Esse pensamento me faz mal. Olho em direção do restaurante e vejo que todos, inclusive Felipe me deixaram para trás.

Decido contar para ela. Não posso desligar o telefone sem deixar Luane saber do irmão.

– Soluço está aqui.

– Quê?

– Ele está na viagem

– Com você?

– Sim

– Como isso aconteceu? Ele está bem? Ela fala de uma forma agitada. – Eu te liguei por que precisava falar do Soluço e não tinha ninguém e pensei em você. Como ele foi parar aí?

– Não sei detalhes.

Decido não falar que meu objetivo é convencê-lo a voltar para Berk. Ela precisa dele, a mãe precisa dele e seu pai também. Eu pensava que precisava também, mas não. Agora eu não posso estar perto dele. Não no estado que ele se encontra.
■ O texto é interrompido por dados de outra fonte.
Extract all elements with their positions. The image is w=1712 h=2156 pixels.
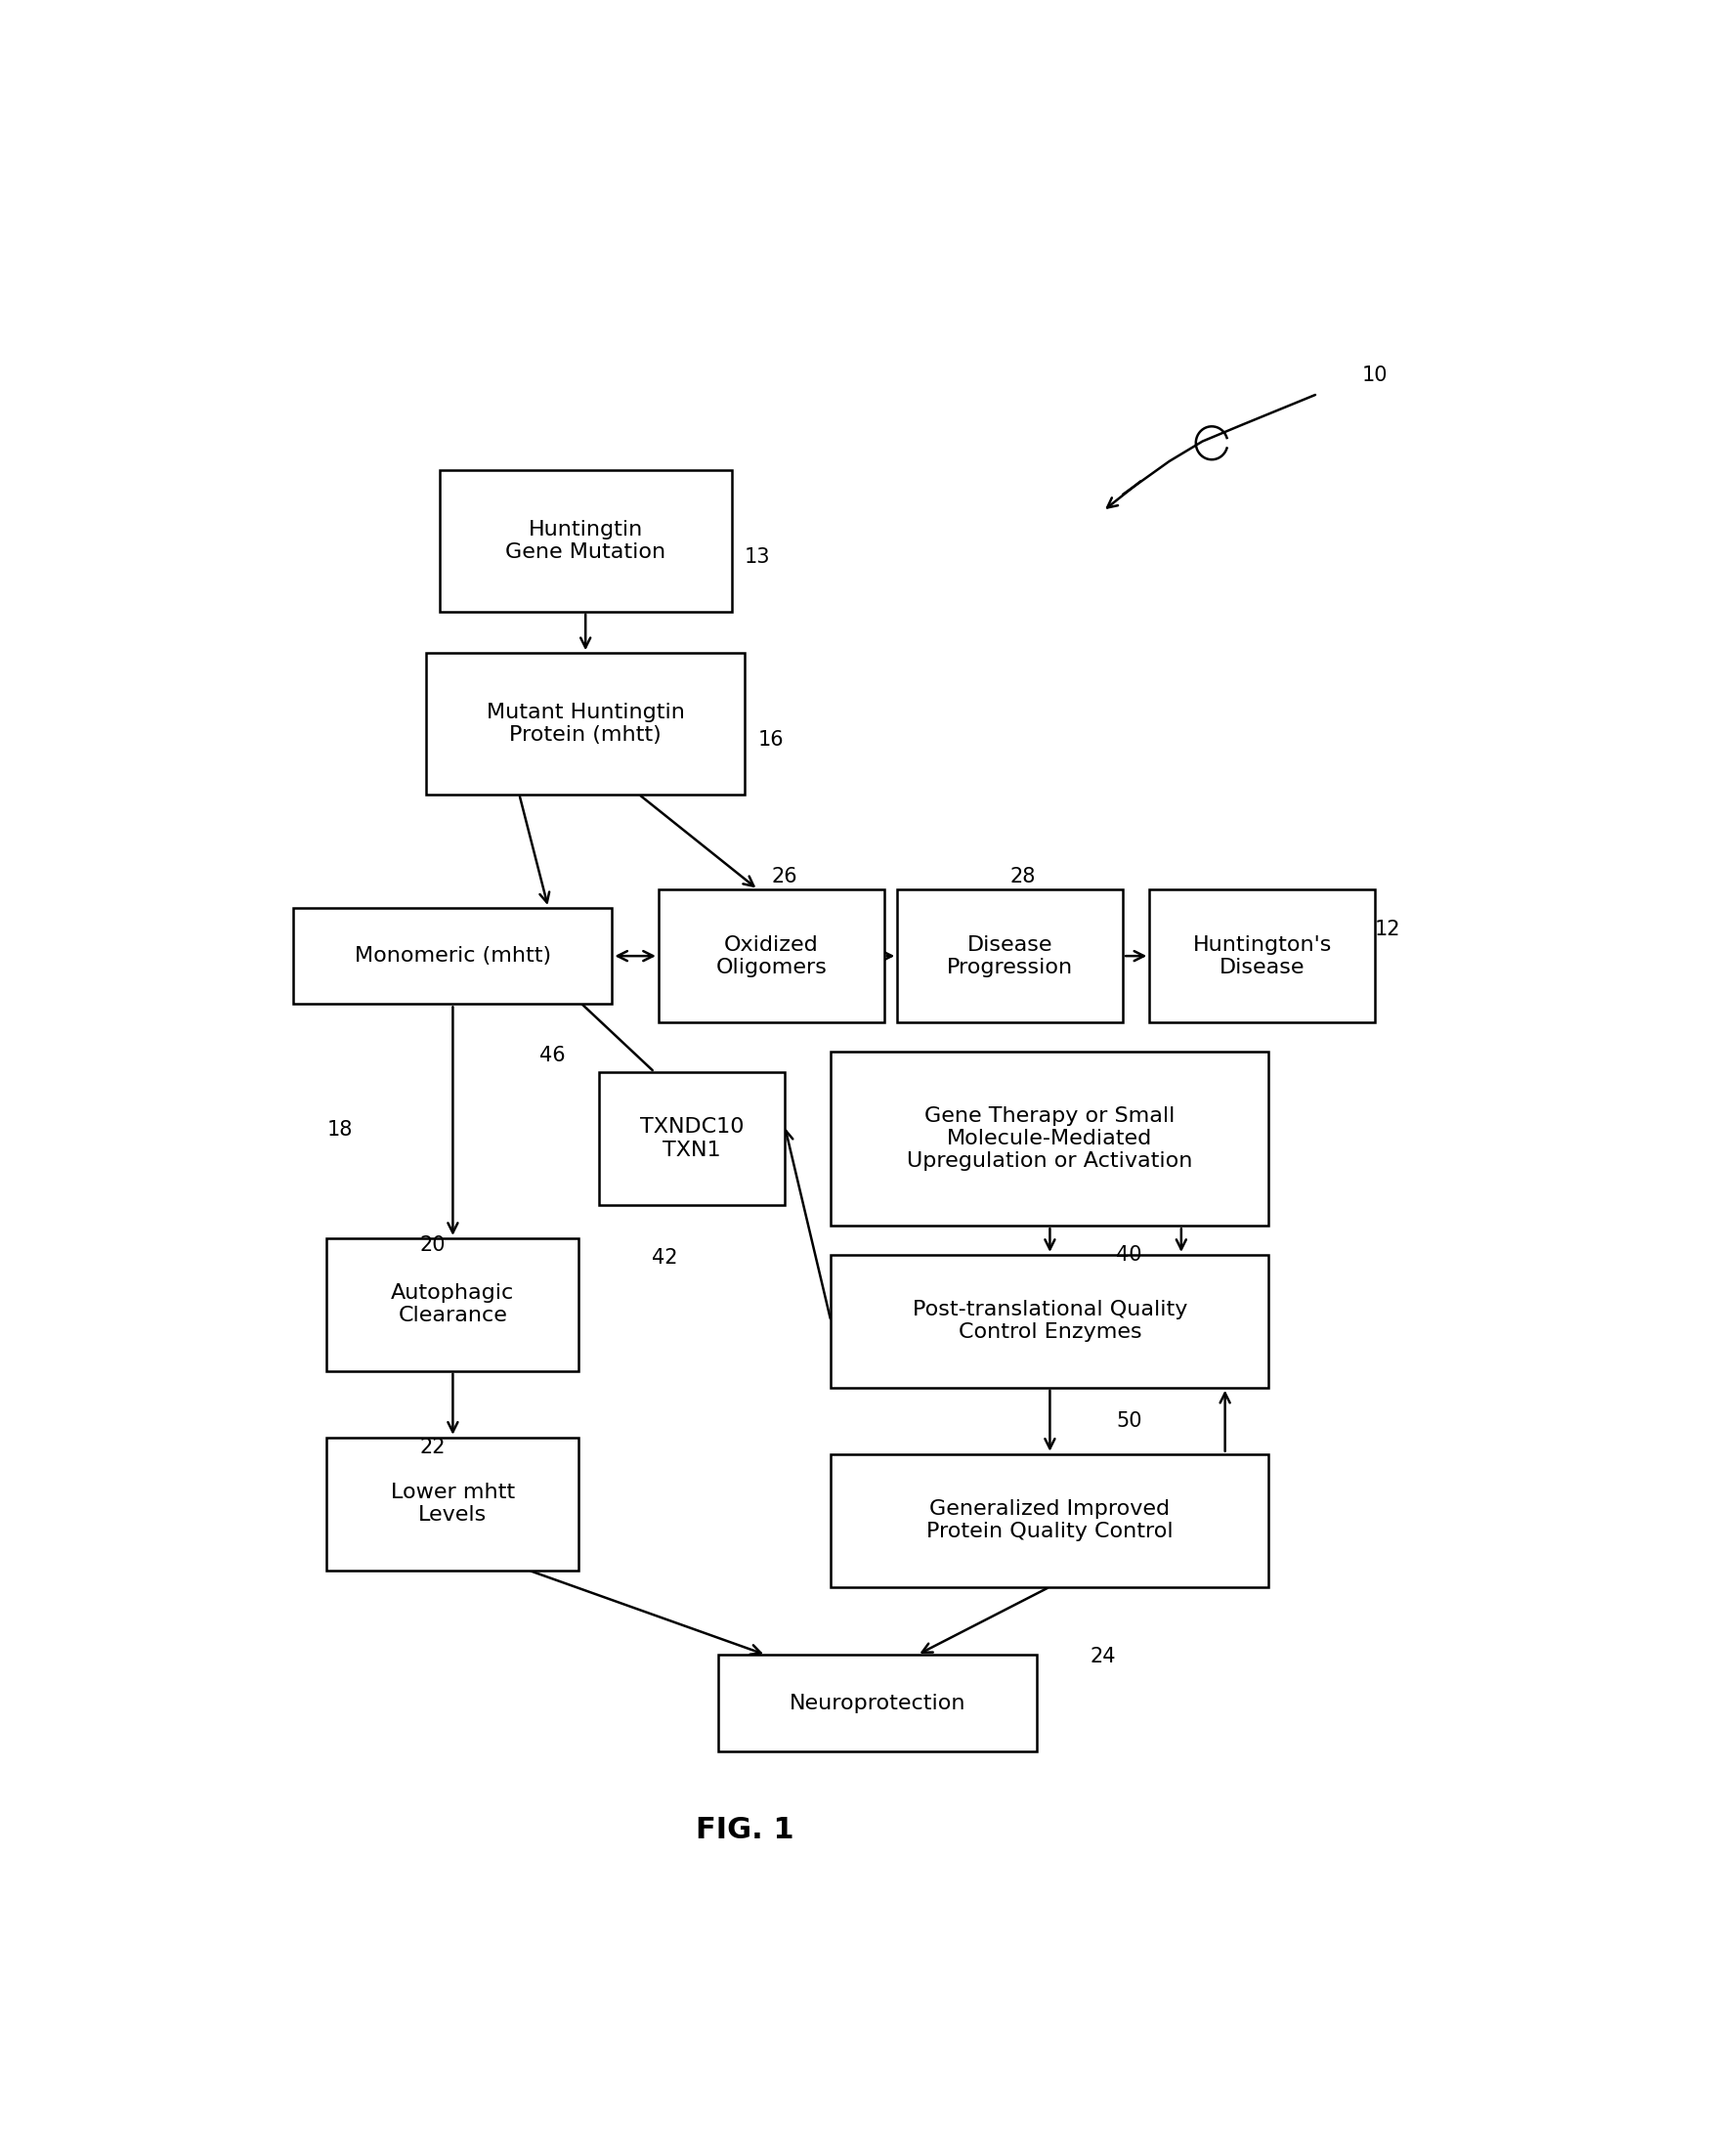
Text: 42: 42 <box>652 1248 678 1268</box>
Text: 50: 50 <box>1116 1410 1142 1432</box>
FancyBboxPatch shape <box>327 1438 579 1570</box>
Text: 28: 28 <box>1010 867 1036 886</box>
Text: 46: 46 <box>539 1046 565 1065</box>
Text: 12: 12 <box>1375 921 1400 940</box>
Text: 40: 40 <box>1116 1244 1142 1266</box>
Text: Autophagic
Clearance: Autophagic Clearance <box>390 1283 515 1326</box>
Text: Mutant Huntingtin
Protein (mhtt): Mutant Huntingtin Protein (mhtt) <box>486 703 685 744</box>
Text: Post-translational Quality
Control Enzymes: Post-translational Quality Control Enzym… <box>912 1300 1188 1343</box>
Text: TXNDC10
TXN1: TXNDC10 TXN1 <box>640 1117 743 1160</box>
FancyBboxPatch shape <box>897 890 1123 1022</box>
Text: Generalized Improved
Protein Quality Control: Generalized Improved Protein Quality Con… <box>926 1498 1173 1542</box>
Text: Gene Therapy or Small
Molecule-Mediated
Upregulation or Activation: Gene Therapy or Small Molecule-Mediated … <box>907 1106 1193 1171</box>
FancyBboxPatch shape <box>830 1453 1269 1587</box>
FancyBboxPatch shape <box>1149 890 1375 1022</box>
Text: Oxidized
Oligomers: Oxidized Oligomers <box>716 936 827 977</box>
Text: Disease
Progression: Disease Progression <box>947 936 1073 977</box>
FancyBboxPatch shape <box>426 653 745 793</box>
Text: 13: 13 <box>745 548 770 567</box>
FancyBboxPatch shape <box>659 890 883 1022</box>
Text: FIG. 1: FIG. 1 <box>695 1815 794 1843</box>
FancyBboxPatch shape <box>599 1072 784 1205</box>
Text: 18: 18 <box>327 1121 353 1141</box>
Text: Lower mhtt
Levels: Lower mhtt Levels <box>390 1483 515 1524</box>
Text: 22: 22 <box>419 1438 445 1457</box>
Text: 24: 24 <box>1091 1647 1116 1667</box>
FancyBboxPatch shape <box>830 1052 1269 1227</box>
Text: 10: 10 <box>1363 364 1388 384</box>
Text: Huntington's
Disease: Huntington's Disease <box>1193 936 1332 977</box>
FancyBboxPatch shape <box>830 1255 1269 1388</box>
FancyBboxPatch shape <box>327 1238 579 1371</box>
Text: Monomeric (mhtt): Monomeric (mhtt) <box>354 946 551 966</box>
Text: 26: 26 <box>770 867 798 886</box>
Text: 20: 20 <box>419 1235 445 1255</box>
FancyBboxPatch shape <box>293 908 611 1005</box>
Text: 16: 16 <box>758 731 784 750</box>
Text: Huntingtin
Gene Mutation: Huntingtin Gene Mutation <box>505 520 666 563</box>
FancyBboxPatch shape <box>717 1656 1036 1751</box>
FancyBboxPatch shape <box>440 470 731 612</box>
Text: Neuroprotection: Neuroprotection <box>789 1692 966 1712</box>
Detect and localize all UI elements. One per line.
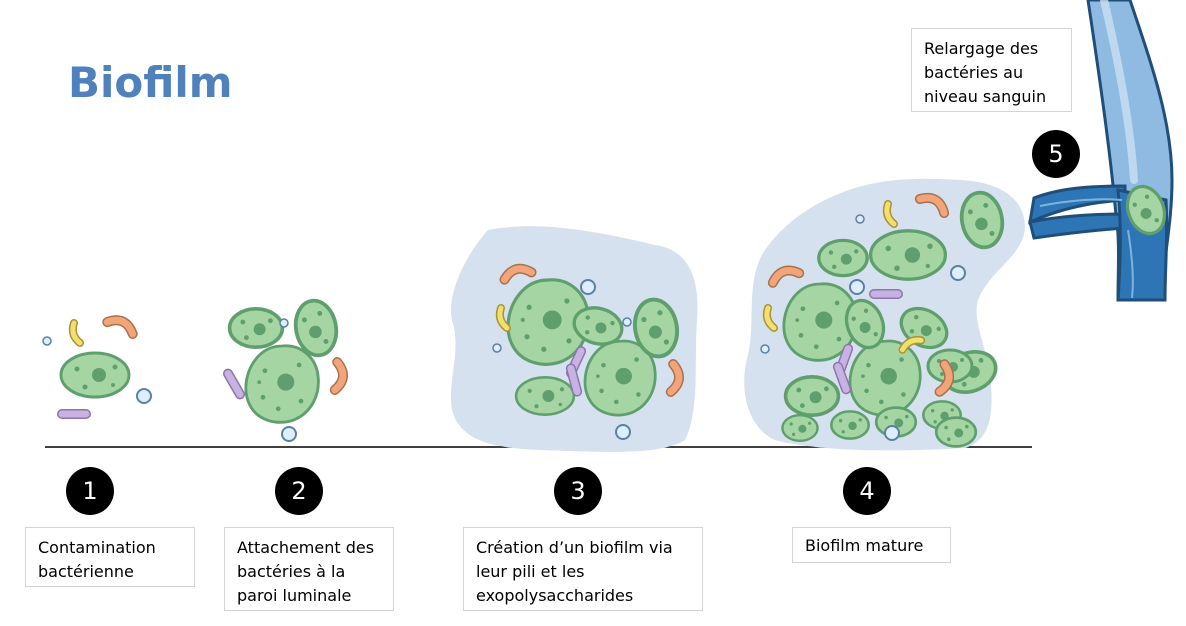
stage-badge-4: 4 bbox=[843, 467, 891, 515]
stage3-biofilm bbox=[450, 226, 698, 452]
caption-line: bactérienne bbox=[38, 562, 134, 581]
caption-line: Biofilm mature bbox=[805, 536, 924, 555]
stage-badge-2: 2 bbox=[275, 467, 323, 515]
caption-line: niveau sanguin bbox=[924, 87, 1047, 106]
stage-badge-3: 3 bbox=[554, 467, 602, 515]
stage2-bacteria bbox=[228, 295, 344, 442]
caption-line: leur pili et les bbox=[476, 562, 585, 581]
stage-caption-1: Contamination bactérienne bbox=[25, 527, 195, 587]
caption-line: paroi luminale bbox=[237, 586, 352, 605]
stage-badge-1: 1 bbox=[66, 467, 114, 515]
caption-line: Contamination bbox=[38, 538, 156, 557]
caption-line: bactéries à la bbox=[237, 562, 346, 581]
stage1-bacteria bbox=[42, 316, 152, 414]
caption-line: exopolysaccharides bbox=[476, 586, 634, 605]
stage-caption-5: Relargage des bactéries au niveau sangui… bbox=[911, 28, 1072, 112]
stage-badge-5: 5 bbox=[1032, 130, 1080, 178]
stage4-biofilm bbox=[744, 178, 1025, 451]
stage-caption-2: Attachement des bactéries à la paroi lum… bbox=[224, 527, 394, 611]
blood-vessel bbox=[1028, 0, 1174, 302]
caption-line: Relargage des bbox=[924, 39, 1039, 58]
caption-line: Attachement des bbox=[237, 538, 375, 557]
caption-line: Création d’un biofilm via bbox=[476, 538, 673, 557]
stage-caption-4: Biofilm mature bbox=[792, 527, 951, 563]
page-title: Biofilm bbox=[68, 58, 233, 107]
stage-caption-3: Création d’un biofilm via leur pili et l… bbox=[463, 527, 703, 611]
caption-line: bactéries au bbox=[924, 63, 1024, 82]
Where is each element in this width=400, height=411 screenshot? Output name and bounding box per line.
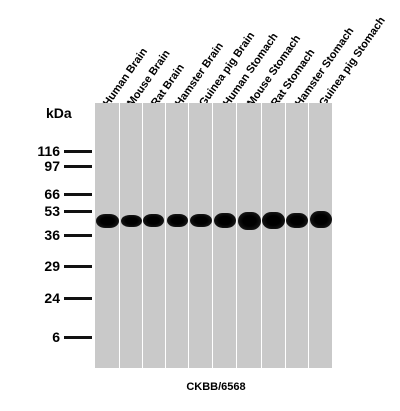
marker-label-29: 29 <box>44 258 60 274</box>
band-rat-stomach <box>262 212 285 229</box>
band-human-stomach <box>214 213 236 228</box>
lane-mouse-brain <box>120 103 142 368</box>
band-guinea-pig-brain <box>190 214 212 227</box>
band-guinea-pig-stomach <box>310 211 332 228</box>
band-hamster-brain <box>167 214 188 227</box>
marker-label-53: 53 <box>44 203 60 219</box>
marker-label-66: 66 <box>44 186 60 202</box>
ladder-unit-label: kDa <box>46 105 72 121</box>
marker-tick-53 <box>64 210 92 213</box>
marker-tick-36 <box>64 234 92 237</box>
band-hamster-stomach <box>286 213 308 228</box>
band-rat-brain <box>143 214 164 227</box>
marker-label-6: 6 <box>52 329 60 345</box>
band-mouse-stomach <box>238 212 261 230</box>
lane-human-brain <box>95 103 119 368</box>
marker-label-24: 24 <box>44 290 60 306</box>
band-human-brain <box>96 214 119 228</box>
lane-rat-brain <box>143 103 165 368</box>
marker-tick-66 <box>64 193 92 196</box>
marker-tick-24 <box>64 297 92 300</box>
lane-human-stomach <box>213 103 236 368</box>
marker-label-116: 116 <box>37 143 60 159</box>
lane-guinea-pig-brain <box>189 103 212 368</box>
antibody-caption: CKBB/6568 <box>186 381 246 393</box>
marker-tick-6 <box>64 336 92 339</box>
lane-hamster-brain <box>166 103 188 368</box>
lane-rat-stomach <box>262 103 285 368</box>
lane-hamster-stomach <box>286 103 308 368</box>
band-mouse-brain <box>121 215 142 227</box>
marker-label-36: 36 <box>44 227 60 243</box>
marker-tick-116 <box>64 150 92 153</box>
lane-guinea-pig-stomach <box>309 103 332 368</box>
marker-label-97: 97 <box>44 158 60 174</box>
marker-tick-97 <box>64 165 92 168</box>
marker-tick-29 <box>64 265 92 268</box>
lane-mouse-stomach <box>237 103 261 368</box>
Luane volta a falar – Achava que essa coisa de percepção extrassensorial entre gêmeos era balela, mas não durmo à dias. Soluço está em perigo ou muito mal. Eu sinto sua dor de forma muito forte como se fosse minha. Que estúpido, não?

– Não, não é estúpido. Eu acho que ela pode estar certa. Sou uma pessoa extra emocional e entendo o que ela está sentindo.

– Por favor Asty, cuida dele para mim. Me promete.

Cuidar dele? Ele é forte suficiente para cuidar de si mesmo. Pode não ser emocionalmente, mas fisicamente sim.

–Tudo bem Luane. Eu cuido. Foi pro ralo minhas intenções de deixar o Soluço e seguir minha vida adiante.